R.E.M.'s early career, around Murmur and Reckoning, was where the Athens, Georiga, band found their identity. Songs like 'Gardening at Night' and 'Radio Free Europe' are examples of a band beginning to really understand and explore the tools available to them. It was this time, Michael Stipe has said, that R.E.M. First began experimenting with overdubbing on multitrack tape, adding yet further dimension to their songwriting style while Stipe truly found his voice.
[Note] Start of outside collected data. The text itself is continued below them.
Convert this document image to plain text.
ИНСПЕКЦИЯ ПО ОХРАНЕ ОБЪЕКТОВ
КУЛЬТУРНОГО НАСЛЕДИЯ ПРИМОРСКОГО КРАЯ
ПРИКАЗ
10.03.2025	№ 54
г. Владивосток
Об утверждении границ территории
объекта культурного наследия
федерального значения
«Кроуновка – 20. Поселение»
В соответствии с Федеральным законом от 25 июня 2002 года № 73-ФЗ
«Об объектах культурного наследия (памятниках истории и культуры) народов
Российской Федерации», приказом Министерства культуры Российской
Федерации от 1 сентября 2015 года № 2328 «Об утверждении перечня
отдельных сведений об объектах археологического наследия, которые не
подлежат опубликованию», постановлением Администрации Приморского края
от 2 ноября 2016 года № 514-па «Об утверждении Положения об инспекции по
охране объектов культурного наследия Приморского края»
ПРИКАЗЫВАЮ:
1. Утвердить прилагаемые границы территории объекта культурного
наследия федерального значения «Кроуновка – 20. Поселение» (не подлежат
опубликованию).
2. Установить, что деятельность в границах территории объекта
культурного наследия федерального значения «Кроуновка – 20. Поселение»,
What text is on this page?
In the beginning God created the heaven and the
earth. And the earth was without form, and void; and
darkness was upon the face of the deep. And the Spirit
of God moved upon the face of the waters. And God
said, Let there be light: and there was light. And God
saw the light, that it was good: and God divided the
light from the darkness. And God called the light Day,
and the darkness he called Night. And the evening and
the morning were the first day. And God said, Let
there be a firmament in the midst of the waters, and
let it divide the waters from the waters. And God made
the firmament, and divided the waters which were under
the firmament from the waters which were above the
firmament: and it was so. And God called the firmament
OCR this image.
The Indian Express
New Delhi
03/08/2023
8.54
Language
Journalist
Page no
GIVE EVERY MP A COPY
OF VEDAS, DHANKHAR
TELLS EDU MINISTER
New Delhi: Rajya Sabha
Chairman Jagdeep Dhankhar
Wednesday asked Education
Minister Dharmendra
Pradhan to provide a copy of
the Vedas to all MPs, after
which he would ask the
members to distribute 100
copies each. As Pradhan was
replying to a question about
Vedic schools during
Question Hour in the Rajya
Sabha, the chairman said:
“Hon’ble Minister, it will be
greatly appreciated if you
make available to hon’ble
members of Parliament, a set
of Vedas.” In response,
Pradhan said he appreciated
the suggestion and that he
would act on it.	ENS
Because this collection is chronological it plays out as a pretty good indicator of the ebbs and flows of R.E.M.'s career. For that reason, the middle section - spanning the second half of CD one and the first half of CD two - is a mirror of the band when their powers were their most honed. 'Stand', 'Losing My Religion', 'Man On The Moon', 'Nightswimming', 'What's The Frequency, Kenneth?' and 'At My Most Beautiful' all follow closely to each other, despite being separated by the passing of time, several years in some cases.

Part Lies, Part Heart, Part Truth, Part Garbage 1982-2011 is an effective collation of R.E.M.'s career. While it's nigh on impossible to condense a musical lifetime such as R.E.M.'s into a two CD collection, this does as good a job as any and if this makes some people invest in some original R.E.M. Albums, even better.